For MS transformed from MPN, traditional chemotherapy regimens such as IA have low remission rates and significant toxicity[27]. For our patient, bone marrow suppression on the second day of chemotherapy. Azacitidine in combination with venetoclax is an established therapeutic regimen for TP53-mutated AML and high-risk myelodysplastic syndromes[28]. As a hypomethylating agent, azacitidine improves outcomes by restoring tumor suppressor gene expression—an effect particularly critical for TP53-mutated cells, which often exhibit exacerbated malignant phenotypes due to secondary epigenetic silencing[29]. Venetoclax targets the BCL-2 protein to induce tumor cell apoptosis and confers potential efficacy in TP53-mutated myeloid neoplasms. Thus, the patient’s treatment was adjusted to azacitidine combined with venetoclax. Despite this rationale, the present patient failed to benefit from azacitidine + venetoclax due to poor tolerance, developing recurrent fever, pulmonary infection, and metabolic encephalopathy. Given the patient’s MF background and JAK2 V617F mutation, therapy was switched to ruxolitinib (a JAK1/2 inhibitor) combined with low-dose venetoclax, based on evidence that JAK2 inhibitors enhance venetoclax sensitivity by downregulating MCL-1 expression[30]. Hematopoietic stem cell transplantation was not considered due to the patient’s poor performance status and biallelic TP53 mutation, which confer high transplant-related mortality and low relapse-free survival. This clinical course highlights the urgent need for more precise, individualized therapeutic strategies for TP53/MYC co-mutated MPN-MS.
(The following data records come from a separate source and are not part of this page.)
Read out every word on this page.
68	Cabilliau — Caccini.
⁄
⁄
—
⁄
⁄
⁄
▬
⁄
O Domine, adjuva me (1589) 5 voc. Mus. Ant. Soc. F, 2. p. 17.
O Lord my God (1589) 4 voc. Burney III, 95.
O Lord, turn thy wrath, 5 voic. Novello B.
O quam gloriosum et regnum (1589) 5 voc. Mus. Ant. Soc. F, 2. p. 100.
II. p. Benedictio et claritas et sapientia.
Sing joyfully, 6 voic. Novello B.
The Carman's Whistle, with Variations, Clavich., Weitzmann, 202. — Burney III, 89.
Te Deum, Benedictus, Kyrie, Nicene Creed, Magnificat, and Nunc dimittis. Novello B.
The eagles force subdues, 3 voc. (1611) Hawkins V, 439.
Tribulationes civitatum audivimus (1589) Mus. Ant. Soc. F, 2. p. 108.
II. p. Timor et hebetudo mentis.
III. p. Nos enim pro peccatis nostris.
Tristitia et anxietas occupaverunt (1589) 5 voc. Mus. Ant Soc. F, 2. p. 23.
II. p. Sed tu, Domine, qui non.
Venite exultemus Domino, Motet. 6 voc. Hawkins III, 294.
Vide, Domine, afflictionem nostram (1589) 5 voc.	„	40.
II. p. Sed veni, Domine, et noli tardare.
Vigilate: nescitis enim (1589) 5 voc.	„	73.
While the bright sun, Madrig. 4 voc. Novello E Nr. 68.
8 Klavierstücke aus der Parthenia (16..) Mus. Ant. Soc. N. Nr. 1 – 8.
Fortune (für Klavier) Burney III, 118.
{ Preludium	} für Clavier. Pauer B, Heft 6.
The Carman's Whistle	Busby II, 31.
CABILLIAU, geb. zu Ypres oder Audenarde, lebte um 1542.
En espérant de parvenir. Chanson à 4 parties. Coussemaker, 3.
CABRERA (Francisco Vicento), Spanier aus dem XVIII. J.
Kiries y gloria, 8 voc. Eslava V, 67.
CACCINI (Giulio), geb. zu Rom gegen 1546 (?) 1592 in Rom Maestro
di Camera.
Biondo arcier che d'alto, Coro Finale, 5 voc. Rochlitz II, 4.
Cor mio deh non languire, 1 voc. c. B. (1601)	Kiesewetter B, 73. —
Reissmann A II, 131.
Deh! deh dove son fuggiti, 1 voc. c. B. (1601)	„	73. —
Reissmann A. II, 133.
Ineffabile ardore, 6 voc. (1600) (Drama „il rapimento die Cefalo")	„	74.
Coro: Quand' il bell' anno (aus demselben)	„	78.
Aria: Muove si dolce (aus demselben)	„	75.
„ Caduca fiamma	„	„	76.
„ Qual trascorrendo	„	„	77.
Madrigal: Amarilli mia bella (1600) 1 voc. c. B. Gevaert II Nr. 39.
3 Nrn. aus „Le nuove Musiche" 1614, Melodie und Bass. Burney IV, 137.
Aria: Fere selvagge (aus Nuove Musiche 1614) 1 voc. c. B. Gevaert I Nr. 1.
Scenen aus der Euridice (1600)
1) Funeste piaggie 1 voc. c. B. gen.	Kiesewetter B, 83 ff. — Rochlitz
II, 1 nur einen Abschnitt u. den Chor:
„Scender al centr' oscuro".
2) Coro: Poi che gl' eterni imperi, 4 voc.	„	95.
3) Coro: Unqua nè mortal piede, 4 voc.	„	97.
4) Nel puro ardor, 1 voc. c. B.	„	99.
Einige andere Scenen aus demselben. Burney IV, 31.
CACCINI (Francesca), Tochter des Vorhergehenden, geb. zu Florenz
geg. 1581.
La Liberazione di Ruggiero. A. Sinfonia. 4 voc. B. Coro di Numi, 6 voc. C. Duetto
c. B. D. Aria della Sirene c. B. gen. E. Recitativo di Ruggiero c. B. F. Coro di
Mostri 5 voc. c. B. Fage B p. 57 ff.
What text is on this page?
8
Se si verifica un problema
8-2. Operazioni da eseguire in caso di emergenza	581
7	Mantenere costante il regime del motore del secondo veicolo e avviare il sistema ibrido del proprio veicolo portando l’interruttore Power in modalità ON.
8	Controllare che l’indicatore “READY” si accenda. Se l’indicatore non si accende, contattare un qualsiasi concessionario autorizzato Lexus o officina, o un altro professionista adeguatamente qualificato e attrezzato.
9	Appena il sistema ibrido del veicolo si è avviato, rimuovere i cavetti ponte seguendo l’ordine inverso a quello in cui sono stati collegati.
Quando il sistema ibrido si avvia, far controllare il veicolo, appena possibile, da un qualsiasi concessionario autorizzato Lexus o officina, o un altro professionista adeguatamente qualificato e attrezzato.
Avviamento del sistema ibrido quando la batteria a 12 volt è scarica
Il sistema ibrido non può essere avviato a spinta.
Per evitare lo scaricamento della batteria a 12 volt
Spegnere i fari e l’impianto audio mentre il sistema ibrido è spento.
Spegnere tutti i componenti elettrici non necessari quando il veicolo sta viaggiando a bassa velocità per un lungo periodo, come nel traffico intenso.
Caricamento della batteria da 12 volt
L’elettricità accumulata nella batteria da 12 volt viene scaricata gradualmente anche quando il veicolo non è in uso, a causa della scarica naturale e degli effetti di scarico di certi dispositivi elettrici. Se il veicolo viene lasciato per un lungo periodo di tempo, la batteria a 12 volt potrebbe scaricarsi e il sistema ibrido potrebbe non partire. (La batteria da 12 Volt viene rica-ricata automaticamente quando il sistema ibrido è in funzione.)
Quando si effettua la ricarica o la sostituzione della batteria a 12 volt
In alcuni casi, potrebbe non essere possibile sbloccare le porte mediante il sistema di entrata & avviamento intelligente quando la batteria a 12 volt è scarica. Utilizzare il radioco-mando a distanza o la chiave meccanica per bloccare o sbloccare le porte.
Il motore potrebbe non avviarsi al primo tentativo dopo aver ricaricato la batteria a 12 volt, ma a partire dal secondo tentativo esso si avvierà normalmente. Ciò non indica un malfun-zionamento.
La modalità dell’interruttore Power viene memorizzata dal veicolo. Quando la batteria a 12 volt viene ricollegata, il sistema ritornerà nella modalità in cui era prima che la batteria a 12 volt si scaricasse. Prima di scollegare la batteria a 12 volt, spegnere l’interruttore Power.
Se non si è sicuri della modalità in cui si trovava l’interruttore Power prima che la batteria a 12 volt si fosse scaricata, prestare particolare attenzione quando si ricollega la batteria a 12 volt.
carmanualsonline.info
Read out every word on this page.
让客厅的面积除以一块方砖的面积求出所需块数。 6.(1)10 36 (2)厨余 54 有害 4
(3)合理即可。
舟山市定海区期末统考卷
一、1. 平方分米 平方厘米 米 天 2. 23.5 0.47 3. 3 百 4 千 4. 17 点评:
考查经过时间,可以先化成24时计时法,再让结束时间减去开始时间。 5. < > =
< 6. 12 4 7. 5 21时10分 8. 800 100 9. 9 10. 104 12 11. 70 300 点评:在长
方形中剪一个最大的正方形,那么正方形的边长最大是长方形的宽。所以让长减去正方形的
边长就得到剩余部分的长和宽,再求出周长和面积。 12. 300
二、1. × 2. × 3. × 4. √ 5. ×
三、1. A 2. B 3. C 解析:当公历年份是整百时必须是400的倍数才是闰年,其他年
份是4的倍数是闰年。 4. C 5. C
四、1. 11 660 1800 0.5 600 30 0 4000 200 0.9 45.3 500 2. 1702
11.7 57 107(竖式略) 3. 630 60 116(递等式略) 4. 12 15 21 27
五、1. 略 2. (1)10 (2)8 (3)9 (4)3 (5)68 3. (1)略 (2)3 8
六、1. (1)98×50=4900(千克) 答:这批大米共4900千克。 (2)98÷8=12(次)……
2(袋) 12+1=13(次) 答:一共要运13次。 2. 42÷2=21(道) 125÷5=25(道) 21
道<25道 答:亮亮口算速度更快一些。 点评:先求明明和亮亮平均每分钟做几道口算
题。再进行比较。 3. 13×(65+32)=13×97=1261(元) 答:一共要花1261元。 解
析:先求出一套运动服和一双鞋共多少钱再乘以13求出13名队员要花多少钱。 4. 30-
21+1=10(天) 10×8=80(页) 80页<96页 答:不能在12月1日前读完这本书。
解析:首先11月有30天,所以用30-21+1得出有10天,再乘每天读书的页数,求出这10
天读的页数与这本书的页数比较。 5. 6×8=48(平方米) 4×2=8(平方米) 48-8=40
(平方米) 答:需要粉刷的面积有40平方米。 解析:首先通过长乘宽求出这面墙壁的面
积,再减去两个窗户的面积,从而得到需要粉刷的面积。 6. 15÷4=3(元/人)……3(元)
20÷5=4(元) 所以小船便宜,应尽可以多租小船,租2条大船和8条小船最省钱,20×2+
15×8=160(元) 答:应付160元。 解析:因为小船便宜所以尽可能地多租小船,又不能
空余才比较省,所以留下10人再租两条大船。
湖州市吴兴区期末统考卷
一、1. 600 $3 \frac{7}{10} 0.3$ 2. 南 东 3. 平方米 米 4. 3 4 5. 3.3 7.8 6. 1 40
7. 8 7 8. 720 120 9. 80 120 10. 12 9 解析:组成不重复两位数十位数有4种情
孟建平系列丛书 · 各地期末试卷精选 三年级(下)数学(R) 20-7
Given the high aggressiveness of MS and the patient’s high-risk molecular profile (TP53 mutation, MYC amplification), minimal residual disease (MRD) monitoring holds significant clinical value. As a solid manifestation of myeloid malignancy, MS is prone to residual disease persistence in the bone marrow or occult extramedullary sites even after primary lesion regression—detection of which is beyond the sensitivity of conventional imaging and morphological assessment[31]. MRD monitoring, via techniques such as multi-parameter flow cytometry, enables sensitive detection of trace malignant cells, providing objective evidence for treatment response assessment, relapse risk stratification, and therapeutic adjustment[31]. In this case, initial bone marrow evaluation by flow cytometry showed no involvement, and subsequent serial MRD monitoring remained negative. These findings support the integration of MRD monitoring into routine management strategies for high-risk MS patients to guide clinical decision-making and relapse surveillance.

CONCLUSION

This present case highlights the importance of a multimodal approach in diagnosing MS. Combining imaging findings (bone destruction and high FDG uptake), pathological immunohistochemistry (positive myeloid markers and exclusion of lymphoid markers), and molecular testing (JAK2, TP53, MYC) can help prevent missed or incorrect diagnoses. In patients with MPN, the appearance of extramedullary masses or bone destruction should raise strong suspicion of transformation to MS, especially in those harboring TP53 mutations. For these patients, intensive treatment should be initiated promptly, and hematopoietic stem cell transplantation considered. Future research should focus on elucidating the role of TP53 mutations and MYC amplification in MS progression and on developing targeted therapies to improve outcomes in this refractory disease.